Today’s English bulldog is prone to many of the same health issues as the pug as well as many others: difficulty breathing; regulating temperature; hip dysplasia; cysts; infections and mites in their skin folds; and a severely shortened lifespan (one study showed that only 9% of them die of old age). The overwhelming majority of bulldogs are delivered by Caesarean section because their heads are too big to fit through the birth canal. Again, the list of health issues is too long; read this.
Most French bulldogs are unable to breed naturally. They have very slim hips, making the male unable to mount the female. 80% of all French bulldogs are the result of artificial insemination and Caesarean section. They can neither impregnate nor give birth on their own. If humans didn’t intervene, French bulldogs would go extinct.
Siberian huskies are predisposed to a variety of autoimmune disorders, many of which affect the skin, as well as glaucoma and cataracts.
German shepherds are very prone to hip dysplasia, where the leg joint’s ball and socket don’t fit together properly, which causes pain, arthritis, and problems walking.
Boxers have a higher risk of lymphoma and mast cell tumors. Labrador retrievers are prone to obesity, beagles to epilepsy, dachshunds to back problems, Doberman pinschers to dilated cardiomyopathy (DCM).
That is the result of selective breeding.

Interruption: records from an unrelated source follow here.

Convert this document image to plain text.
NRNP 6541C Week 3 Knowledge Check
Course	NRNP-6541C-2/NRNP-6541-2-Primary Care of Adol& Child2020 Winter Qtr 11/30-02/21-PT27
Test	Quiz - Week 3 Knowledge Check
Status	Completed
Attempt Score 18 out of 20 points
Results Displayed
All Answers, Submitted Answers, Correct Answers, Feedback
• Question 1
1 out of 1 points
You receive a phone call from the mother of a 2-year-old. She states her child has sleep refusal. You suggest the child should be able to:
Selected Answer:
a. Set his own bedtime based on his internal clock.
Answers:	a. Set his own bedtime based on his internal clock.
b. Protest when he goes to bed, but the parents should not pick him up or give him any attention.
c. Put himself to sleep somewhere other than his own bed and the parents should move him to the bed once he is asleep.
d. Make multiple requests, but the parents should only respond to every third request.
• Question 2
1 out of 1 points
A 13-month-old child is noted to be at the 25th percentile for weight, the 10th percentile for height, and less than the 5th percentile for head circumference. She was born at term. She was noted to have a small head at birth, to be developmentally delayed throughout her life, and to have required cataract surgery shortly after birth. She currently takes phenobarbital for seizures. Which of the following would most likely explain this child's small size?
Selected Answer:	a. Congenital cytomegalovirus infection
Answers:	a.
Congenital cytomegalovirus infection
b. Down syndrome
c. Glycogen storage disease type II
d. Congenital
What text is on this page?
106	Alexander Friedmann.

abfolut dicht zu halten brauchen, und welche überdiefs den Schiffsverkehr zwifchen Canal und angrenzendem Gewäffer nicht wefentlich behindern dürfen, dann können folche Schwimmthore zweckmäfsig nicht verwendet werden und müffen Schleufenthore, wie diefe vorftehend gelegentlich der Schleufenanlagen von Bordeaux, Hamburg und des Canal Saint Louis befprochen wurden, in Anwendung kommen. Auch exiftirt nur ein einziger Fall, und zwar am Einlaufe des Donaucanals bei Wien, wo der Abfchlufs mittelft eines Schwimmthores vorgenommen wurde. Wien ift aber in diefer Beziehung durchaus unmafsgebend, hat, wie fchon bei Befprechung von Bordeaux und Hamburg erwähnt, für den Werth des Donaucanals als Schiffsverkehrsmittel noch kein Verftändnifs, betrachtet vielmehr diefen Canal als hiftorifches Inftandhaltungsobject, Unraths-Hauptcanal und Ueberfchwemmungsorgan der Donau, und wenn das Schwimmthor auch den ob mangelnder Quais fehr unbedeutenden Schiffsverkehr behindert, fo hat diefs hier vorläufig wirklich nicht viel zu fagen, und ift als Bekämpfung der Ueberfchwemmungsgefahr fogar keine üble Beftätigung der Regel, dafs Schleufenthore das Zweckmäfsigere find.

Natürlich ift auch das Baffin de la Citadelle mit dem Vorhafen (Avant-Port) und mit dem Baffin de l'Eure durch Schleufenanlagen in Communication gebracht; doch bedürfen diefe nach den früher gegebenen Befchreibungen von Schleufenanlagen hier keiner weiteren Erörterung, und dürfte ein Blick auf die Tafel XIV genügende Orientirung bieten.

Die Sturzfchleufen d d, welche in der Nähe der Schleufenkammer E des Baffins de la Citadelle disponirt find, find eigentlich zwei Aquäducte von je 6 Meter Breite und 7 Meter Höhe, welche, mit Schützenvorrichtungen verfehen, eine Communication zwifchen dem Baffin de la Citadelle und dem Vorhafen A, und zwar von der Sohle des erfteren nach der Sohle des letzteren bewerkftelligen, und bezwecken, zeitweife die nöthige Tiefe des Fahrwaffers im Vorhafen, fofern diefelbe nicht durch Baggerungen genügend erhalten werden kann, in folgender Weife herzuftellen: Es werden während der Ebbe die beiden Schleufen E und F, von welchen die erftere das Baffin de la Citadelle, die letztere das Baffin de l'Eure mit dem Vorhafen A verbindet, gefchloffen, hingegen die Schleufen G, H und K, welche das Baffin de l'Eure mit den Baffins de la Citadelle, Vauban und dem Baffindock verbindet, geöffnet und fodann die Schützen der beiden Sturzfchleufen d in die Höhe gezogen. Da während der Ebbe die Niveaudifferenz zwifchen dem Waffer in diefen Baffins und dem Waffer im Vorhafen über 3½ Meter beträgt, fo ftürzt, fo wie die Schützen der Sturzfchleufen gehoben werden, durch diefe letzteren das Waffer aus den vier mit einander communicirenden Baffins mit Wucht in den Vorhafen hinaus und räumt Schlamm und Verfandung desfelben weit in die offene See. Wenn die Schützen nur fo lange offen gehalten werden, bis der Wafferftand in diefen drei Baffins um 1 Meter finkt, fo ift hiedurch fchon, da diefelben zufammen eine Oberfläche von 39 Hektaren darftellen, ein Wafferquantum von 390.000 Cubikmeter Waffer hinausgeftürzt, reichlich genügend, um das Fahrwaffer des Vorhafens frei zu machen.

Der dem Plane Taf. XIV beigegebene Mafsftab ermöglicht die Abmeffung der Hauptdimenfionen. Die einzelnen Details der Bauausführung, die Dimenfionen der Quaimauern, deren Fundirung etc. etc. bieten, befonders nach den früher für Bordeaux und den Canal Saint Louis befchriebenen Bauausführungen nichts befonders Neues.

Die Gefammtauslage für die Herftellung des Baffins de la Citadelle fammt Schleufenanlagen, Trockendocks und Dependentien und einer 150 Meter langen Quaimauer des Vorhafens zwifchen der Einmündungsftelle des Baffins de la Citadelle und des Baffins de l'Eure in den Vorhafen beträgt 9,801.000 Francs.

We did that. We created these problems for these dogs by inbreeding them to death. We made it so the English bulldog can’t exercise without risk of dying. We created French bulldogs that can’t breed naturally. We did that. We created a marketplace where people keep inbred dogs in cages their whole lives just to breed more of them. We hand out prizes and money for the best examples of inbreeding.

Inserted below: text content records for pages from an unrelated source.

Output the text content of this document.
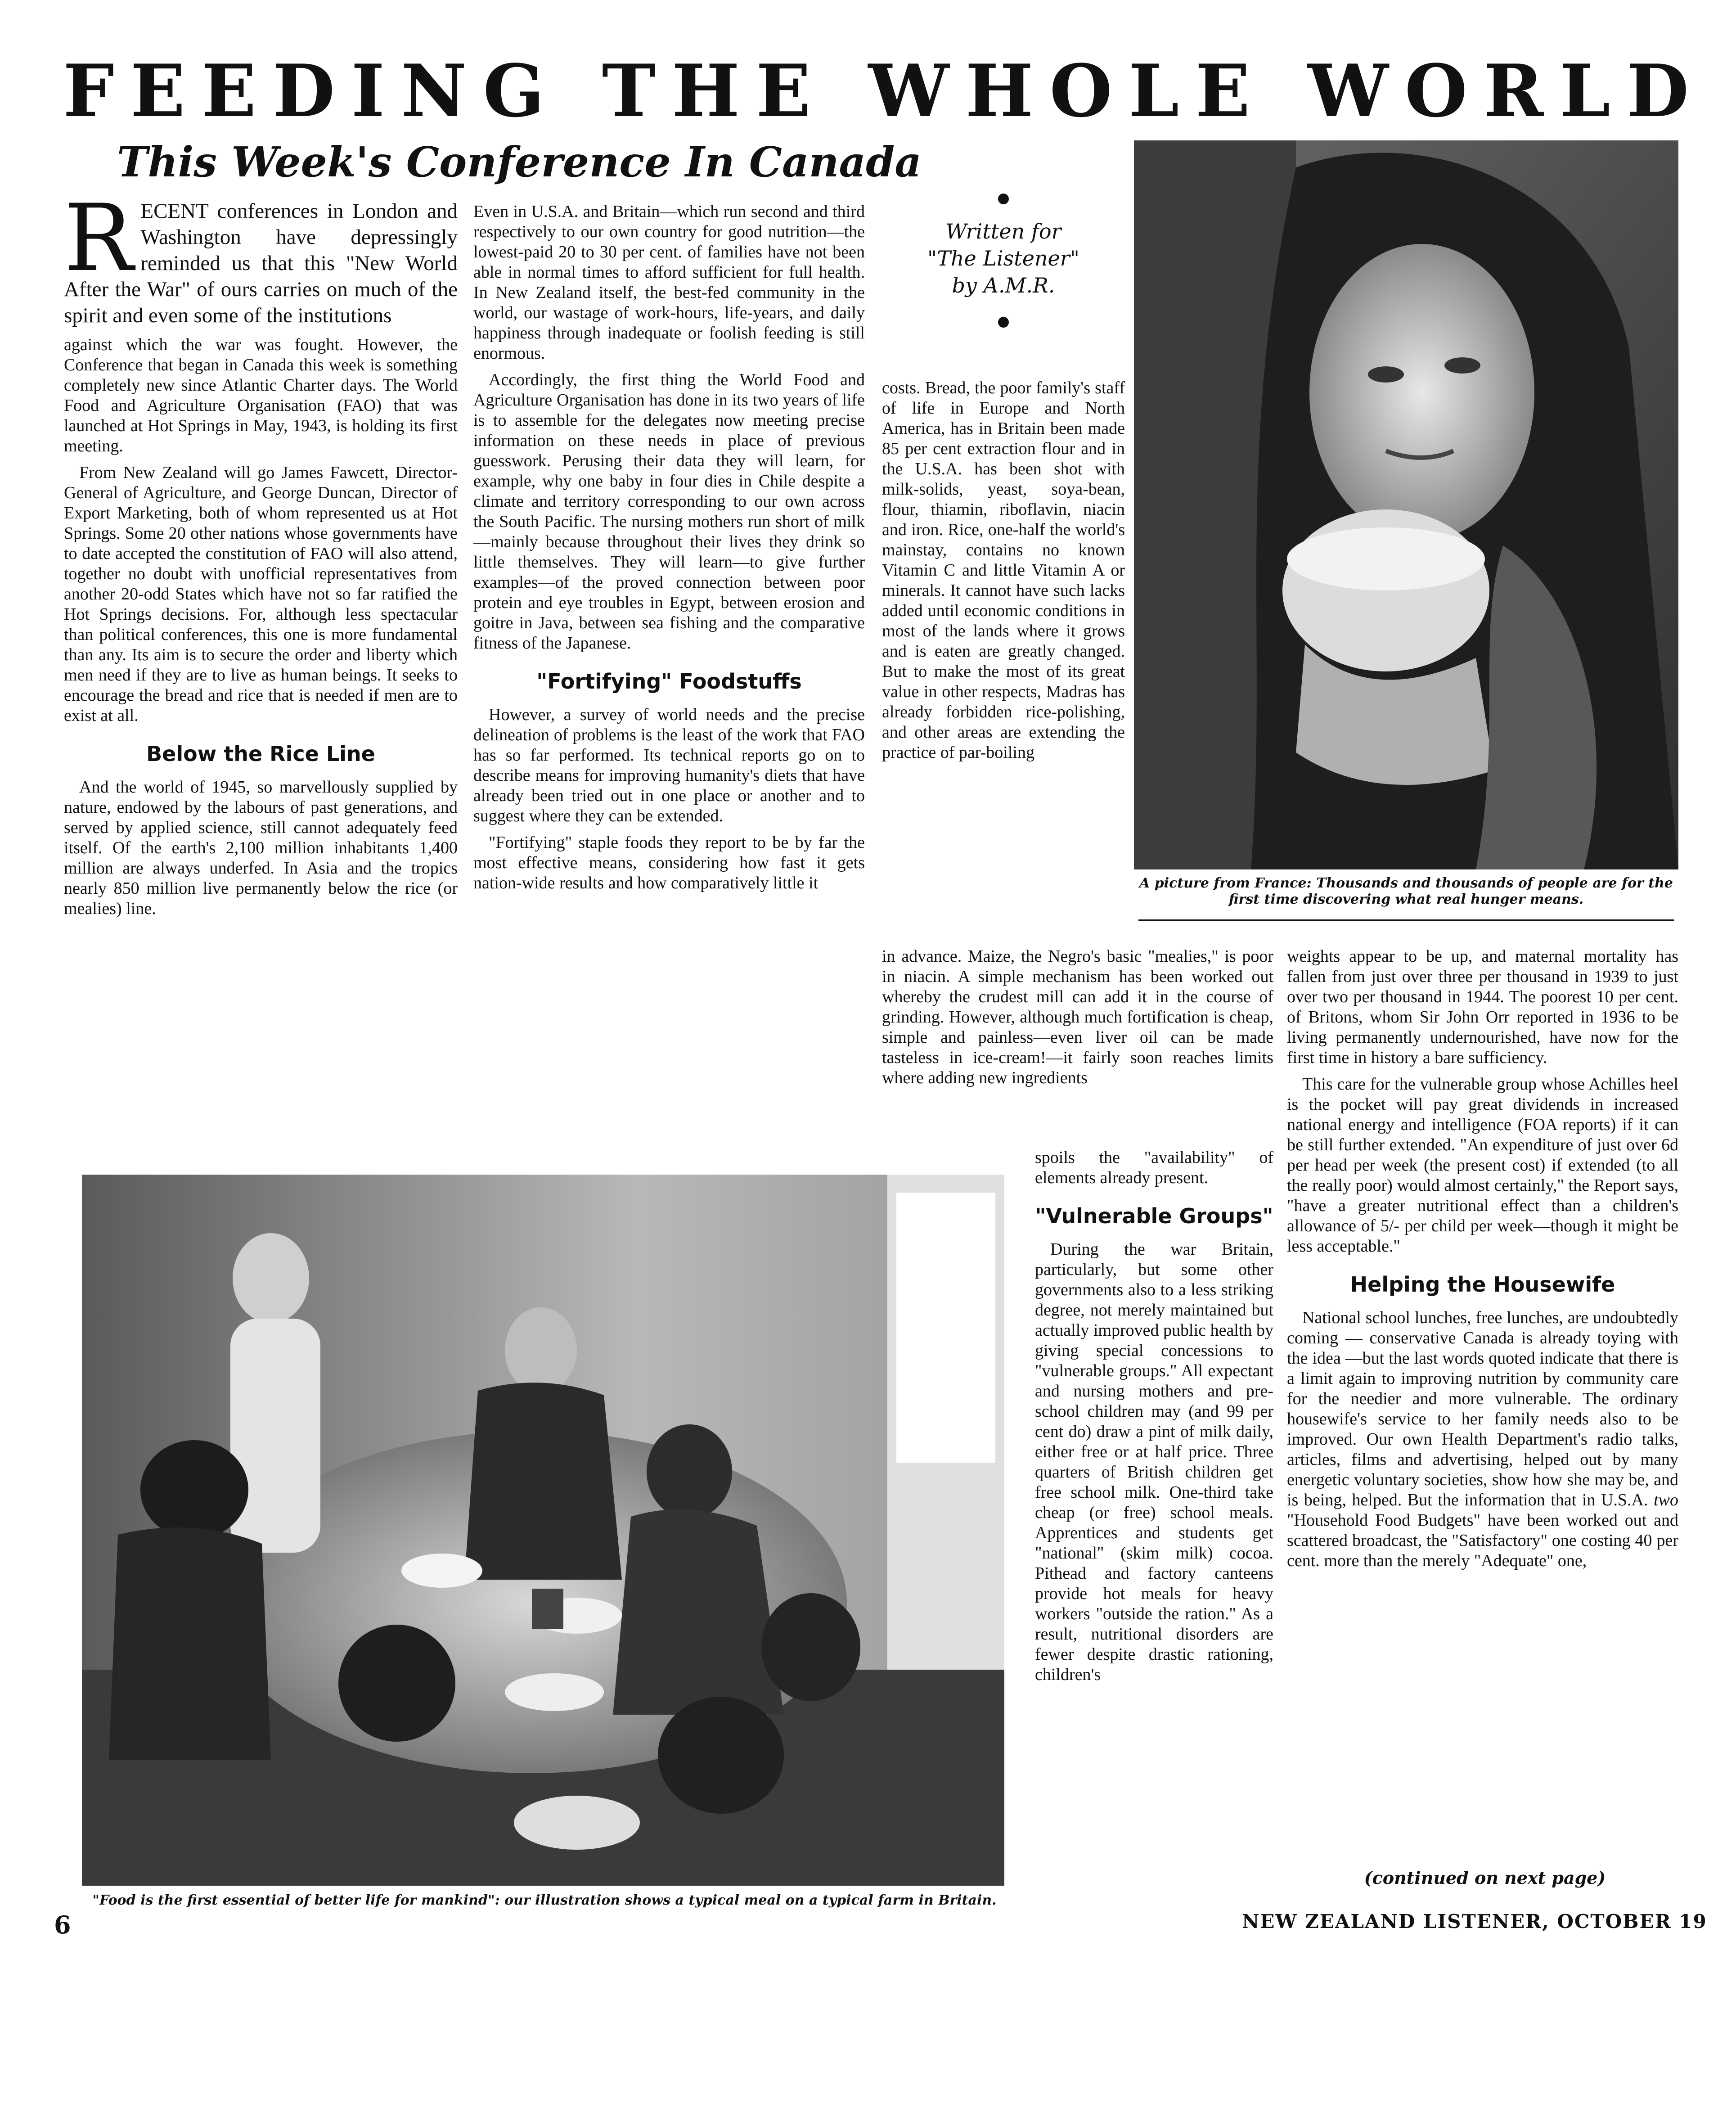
FEEDING THE WHOLE WORLD
This Week's Conference In Canada

RECENT conferences in London and Washington have depressingly reminded us that this "New World After the War" of ours carries on much of the spirit and even some of the institutions

against which the war was fought. However, the Conference that began in Canada this week is something completely new since Atlantic Charter days. The World Food and Agriculture Organisation (FAO) that was launched at Hot Springs in May, 1943, is holding its first meeting.

From New Zealand will go James Fawcett, Director-General of Agriculture, and George Duncan, Director of Export Marketing, both of whom represented us at Hot Springs. Some 20 other nations whose governments have to date accepted the constitution of FAO will also attend, together no doubt with unofficial representatives from another 20-odd States which have not so far ratified the Hot Springs decisions. For, although less spectacular than political conferences, this one is more fundamental than any. Its aim is to secure the order and liberty which men need if they are to live as human beings. It seeks to encourage the bread and rice that is needed if men are to exist at all.

Below the Rice Line

And the world of 1945, so marvellously supplied by nature, endowed by the labours of past generations, and served by applied science, still cannot adequately feed itself. Of the earth's 2,100 million inhabitants 1,400 million are always underfed. In Asia and the tropics nearly 850 million live permanently below the rice (or mealies) line.

Even in U.S.A. and Britain—which run second and third respectively to our own country for good nutrition—the lowest-paid 20 to 30 per cent. of families have not been able in normal times to afford sufficient for full health. In New Zealand itself, the best-fed community in the world, our wastage of work-hours, life-years, and daily happiness through inadequate or foolish feeding is still enormous.

Accordingly, the first thing the World Food and Agriculture Organisation has done in its two years of life is to assemble for the delegates now meeting precise information on these needs in place of previous guesswork. Perusing their data they will learn, for example, why one baby in four dies in Chile despite a climate and territory corresponding to our own across the South Pacific. The nursing mothers run short of milk—mainly because throughout their lives they drink so little themselves. They will learn—to give further examples—of the proved connection between poor protein and eye troubles in Egypt, between erosion and goitre in Java, between sea fishing and the comparative fitness of the Japanese.

"Fortifying" Foodstuffs

However, a survey of world needs and the precise delineation of problems is the least of the work that FAO has so far performed. Its technical reports go on to describe means for improving humanity's diets that have already been tried out in one place or another and to suggest where they can be extended.

"Fortifying" staple foods they report to be by far the most effective means, considering how fast it gets nation-wide results and how comparatively little it

Written for
"The Listener"
by A.M.R.

A picture from France: Thousands and thousands of people are for the first time discovering what real hunger means.

costs. Bread, the poor family's staff of life in Europe and North America, has in Britain been made 85 per cent extraction flour and in the U.S.A. has been shot with milk-solids, yeast, soya-bean, flour, thiamin, riboflavin, niacin and iron. Rice, one-half the world's mainstay, contains no known Vitamin C and little Vitamin A or minerals. It cannot have such lacks added until economic conditions in most of the lands where it grows and is eaten are greatly changed. But to make the most of its great value in other respects, Madras has already forbidden rice-polishing, and other areas are extending the practice of par-boiling

in advance. Maize, the Negro's basic "mealies," is poor in niacin. A simple mechanism has been worked out whereby the crudest mill can add it in the course of grinding. However, although much fortification is cheap, simple and painless—even liver oil can be made tasteless in ice-cream!—it fairly soon reaches limits where adding new ingredients

spoils the "availability" of elements already present.

"Vulnerable Groups"

During the war Britain, particularly, but some other governments also to a less striking degree, not merely maintained but actually improved public health by giving special concessions to "vulnerable groups." All expectant and nursing mothers and pre-school children may (and 99 per cent do) draw a pint of milk daily, either free or at half price. Three quarters of British children get free school milk. One-third take cheap (or free) school meals. Apprentices and students get "national" (skim milk) cocoa. Pithead and factory canteens provide hot meals for heavy workers "outside the ration." As a result, nutritional disorders are fewer despite drastic rationing, children's

weights appear to be up, and maternal mortality has fallen from just over three per thousand in 1939 to just over two per thousand in 1944. The poorest 10 per cent. of Britons, whom Sir John Orr reported in 1936 to be living permanently undernourished, have now for the first time in history a bare sufficiency.

This care for the vulnerable group whose Achilles heel is the pocket will pay great dividends in increased national energy and intelligence (FOA reports) if it can be still further extended. "An expenditure of just over 6d per head per week (the present cost) if extended (to all the really poor) would almost certainly," the Report says, "have a greater nutritional effect than a children's allowance of 5/- per child per week—though it might be less acceptable."

Helping the Housewife

National school lunches, free lunches, are undoubtedly coming — conservative Canada is already toying with the idea —but the last words quoted indicate that there is a limit again to improving nutrition by community care for the needier and more vulnerable. The ordinary housewife's service to her family needs also to be improved. Our own Health Department's radio talks, articles, films and advertising, helped out by many energetic voluntary societies, show how she may be, and is being, helped. But the information that in U.S.A. two "Household Food Budgets" have been worked out and scattered broadcast, the "Satisfactory" one costing 40 per cent. more than the merely "Adequate" one,

(continued on next page)

"Food is the first essential of better life for mankind": our illustration shows a typical meal on a typical farm in Britain.

6	NEW ZEALAND LISTENER, OCTOBER 19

At the dog park, I heard a purebred boxer owner tell her dog to stop playing with my “dirty old mutt” and play with another purebred boxer that was there instead. I wanted to scream at her that at least my dirty old mutt’s father probably isn’t also her cousin, grandpa and brother.
I find the practice of canine eugenics disgusting and absolutely monstrous. Don’t even get me started on the mutilations (there’s really no other word for it) of these dogs to have them meet breed standards, e.g., cutting off their ears and tails. Dogs communicate with body language and tails and ears are a huge part of that. How the hell can you justify a breed standard that requires an animal to be mutilated? That’s not “standard.” I refuse to be a party to it. I refuse to buy a dog from a breeder or butcher a dog, not for any medical reason, but purely for looks. I’ll stick with my mutts with ears and tails the way they came.
Even if you’re only interested in a specific breed of dog, there are rescue organizations out there for nearly every breed imaginable. One dog park regular only has Airedale terriers, because he likes big dogs and he’s allergic to dogs with fur instead of the more hair-like fur of the terrier. All of his dogs have come from an Airedale rescue.
Also, breeders often dump dogs they can’t sell at the shelter to make the rest of us deal with it. There are perfectly healthy purebreds sitting in shelters for a fraction of the cost, just because their ears don’t flop the right way, their coat is the wrong hue or a myriad other purely aesthetic (read: salable) reasons.
I’m not saying that purebreds are destined to have health problems. Nor am I saying that I’m right and you’re wrong if you have a purebred. Supplemented by fact as it is, this is still just my opinion. The reason for this post is that I want you to think about all of this the next time you go dog shopping, so that you can make an informed decision.
For whatever reason, if you feel you must buy a dog from a breeder, do the research. Find a reputable breeder and research the breed. Do not, even if inadvertently, support the practice of puppy mills, because the last thing we need is more dogs dumped at shelters.
Alright, maybe I am saying it: please, don’t shop, adopt.